Friday, August 17, 2007

Menticide and Jose Padilla

Menticide is the destruction -- the murder, really -- of a human being's mind. It's what was done to Jose Padilla, as Lindsay Beyerstein describes in a must-read post published shortly before the verdict in Padilla's trial was announced:

In 1951, psychiatrist Joost Meerloo coined the term "menticide" to describe the kind of systematic psychological violence that the Chinese inflicted upon American POWs during the Korean War. The basic techniques haven't changed much since then. Over the years, these tactics have been embraced by a variety of cults and coercive "treatment" programs in the United States and abroad.

Today, the US government insists that mind-killing is an essential part of their endless war on terrorism. For details, see Jane Mayer's excellent New Yorker piece, The Black Sites.

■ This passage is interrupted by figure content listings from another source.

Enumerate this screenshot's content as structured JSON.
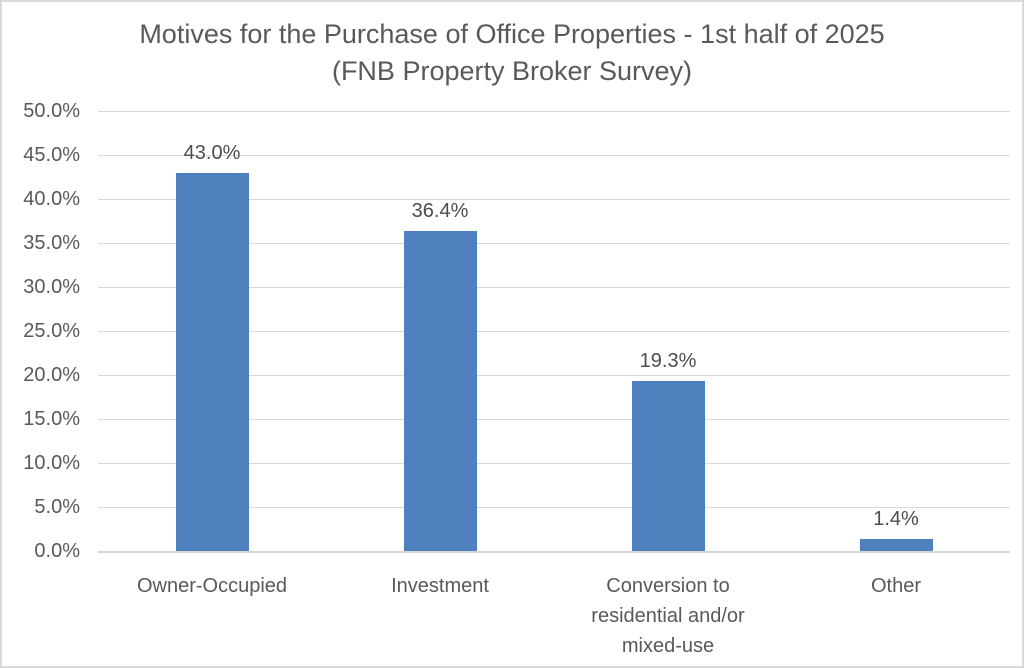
{
  "chart_data": {
    "type": "bar",
    "title": "Motives for the Purchase of Office Properties - 1st half of 2025 (FNB Property Broker Survey)",
    "title_lines": [
      "Motives for the Purchase of Office Properties - 1st half of 2025",
      "(FNB Property Broker Survey)"
    ],
    "categories": [
      "Owner-Occupied",
      "Investment",
      "Conversion to residential and/or mixed-use",
      "Other"
    ],
    "values": [
      43.0,
      36.4,
      19.3,
      1.4
    ],
    "value_labels": [
      "43.0%",
      "36.4%",
      "19.3%",
      "1.4%"
    ],
    "y_ticks": [
      "0.0%",
      "5.0%",
      "10.0%",
      "15.0%",
      "20.0%",
      "25.0%",
      "30.0%",
      "35.0%",
      "40.0%",
      "45.0%",
      "50.0%"
    ],
    "ylim": [
      0,
      50
    ],
    "xlabel": "",
    "ylabel": "",
    "grid": true,
    "legend": "none",
    "colors": {
      "bar": "#4e81bd",
      "gridline": "#d9d9d9",
      "axis_line": "#d6d6d6",
      "tick_text": "#595959",
      "title_text": "#595959",
      "data_label_text": "#4d4d4d",
      "background": "#ffffff",
      "frame_border": "#d9d9d9"
    }
  }
}
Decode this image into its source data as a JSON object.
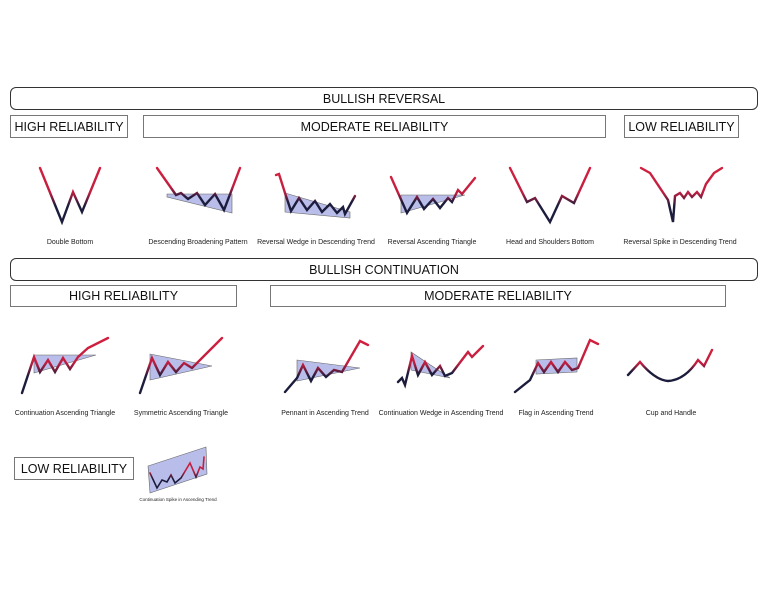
{
  "reversal": {
    "title": "BULLISH REVERSAL",
    "high": "HIGH RELIABILITY",
    "moderate": "MODERATE RELIABILITY",
    "low": "LOW RELIABILITY",
    "patterns": [
      "Double Bottom",
      "Descending Broadening Pattern",
      "Reversal Wedge in Descending Trend",
      "Reversal Ascending Triangle",
      "Head and Shoulders Bottom",
      "Reversal Spike in Descending Trend"
    ]
  },
  "continuation": {
    "title": "BULLISH CONTINUATION",
    "high": "HIGH RELIABILITY",
    "moderate": "MODERATE RELIABILITY",
    "low": "LOW RELIABILITY",
    "patterns": [
      "Continuation Ascending Triangle",
      "Symmetric Ascending Triangle",
      "Pennant in Ascending Trend",
      "Continuation Wedge in Ascending Trend",
      "Flag in Ascending Trend",
      "Cup and Handle",
      "Continuation Spike in Ascending Trend"
    ]
  },
  "colors": {
    "up": "#d2203f",
    "down": "#1c1c3c",
    "area": "#b9bde9"
  }
}
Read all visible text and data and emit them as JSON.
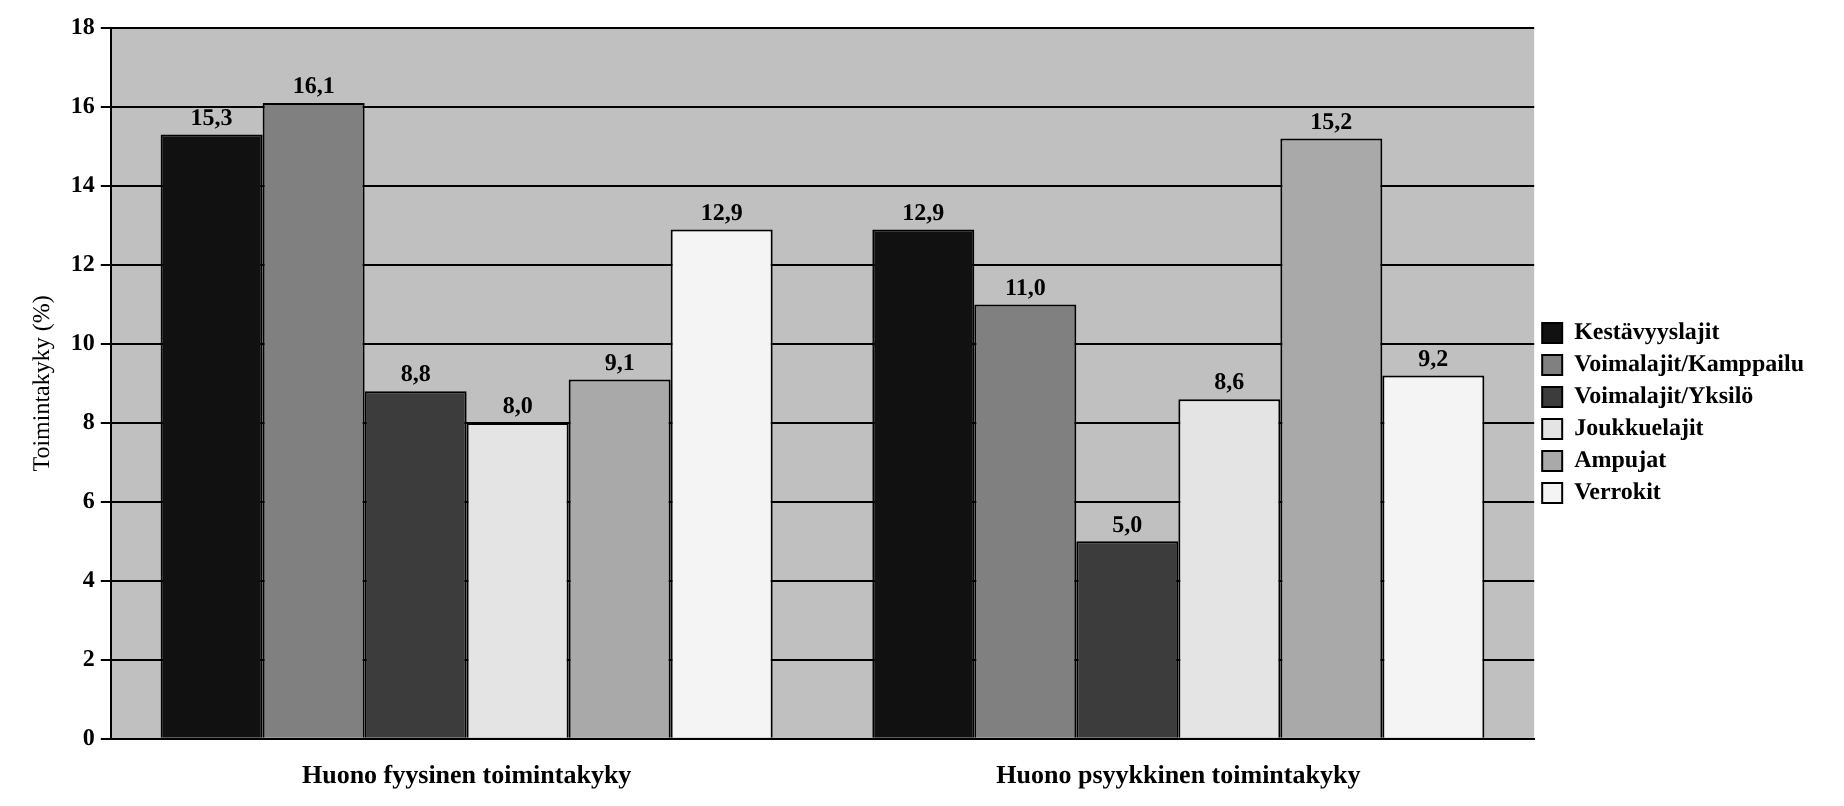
{
  "chart_data": {
    "type": "bar",
    "ylabel": "Toimintakyky (%)",
    "categories": [
      "Huono fyysinen toimintakyky",
      "Huono psyykkinen toimintakyky"
    ],
    "series": [
      {
        "name": "Kestävyyslajit",
        "color": "#111111",
        "values": [
          15.3,
          12.9
        ],
        "value_labels": [
          "15,3",
          "12,9"
        ]
      },
      {
        "name": "Voimalajit/Kamppailu",
        "color": "#808080",
        "values": [
          16.1,
          11.0
        ],
        "value_labels": [
          "16,1",
          "11,0"
        ]
      },
      {
        "name": "Voimalajit/Yksilö",
        "color": "#3c3c3c",
        "values": [
          8.8,
          5.0
        ],
        "value_labels": [
          "8,8",
          "5,0"
        ]
      },
      {
        "name": "Joukkuelajit",
        "color": "#e4e4e4",
        "values": [
          8.0,
          8.6
        ],
        "value_labels": [
          "8,0",
          "8,6"
        ]
      },
      {
        "name": "Ampujat",
        "color": "#a9a9a9",
        "values": [
          9.1,
          15.2
        ],
        "value_labels": [
          "9,1",
          "15,2"
        ]
      },
      {
        "name": "Verrokit",
        "color": "#f4f4f4",
        "values": [
          12.9,
          9.2
        ],
        "value_labels": [
          "12,9",
          "9,2"
        ]
      }
    ],
    "ylim": [
      0,
      18
    ],
    "yticks": [
      0,
      2,
      4,
      6,
      8,
      10,
      12,
      14,
      16,
      18
    ],
    "grid": "y",
    "legend": "right"
  }
}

Lindsay also directs us to Democracy Now!, where Amy Goodman and Juan Gonzalez spoke with Dr. Angela Hagerty. Dr. Hagerty concluded after a 22-hour interview with Jose Padilla, that Padilla was incapable of taking part in his own defense, and thus was not fit to stand trial. Here is Lindsay quoting from a section of the DN transcript:
Also he had developed, actually, a third thing. He had developed really a tremendous identification with the goals and interests of the government. I really considered a diagnosis of Stockholm syndrome. For example, at one point in the proceedings, his attorneys had, you know, done well at cross-examining an FBI agent, and instead of feeling happy about it like all the other defendants I’ve seen over the years, he was actually very angry with them. He was very angry that the civil proceedings were “unfair to the commander-in-chief,” quote/unquote. And in fact, one of the things that happened that disturbed me particularly was when he saw his mother. He wanted her to contact President Bush to help him, help him out of his dilemma. He expected that the government might help him, if he was “good,” quote/unquote.

Remember, this as well as much else that Dr. Hagerty observed about Padilla's mental state after 3 years in U.S. custody, was accomplished through the use of extremely cruel and brutal isolation and sensory deprivation tactics that U.S. officials copied from countries like Korea and the Soviet Union -- tactics that were used against Americans in the early 1950s (by Korea) and against Soviet citizens by their own government at a time when we considered those governments to be the epitome of evil precisely for the fact that they did such things. Now the Bush administration is finding that these formerly heinous violations of human rights are "necessary tools in the war on terror."

1 comment:

Chief said...

I do not know what, if anything, Mr. Padilla did that was against the law. But the way his rights were, not violated but, shredded, he needs to be set free.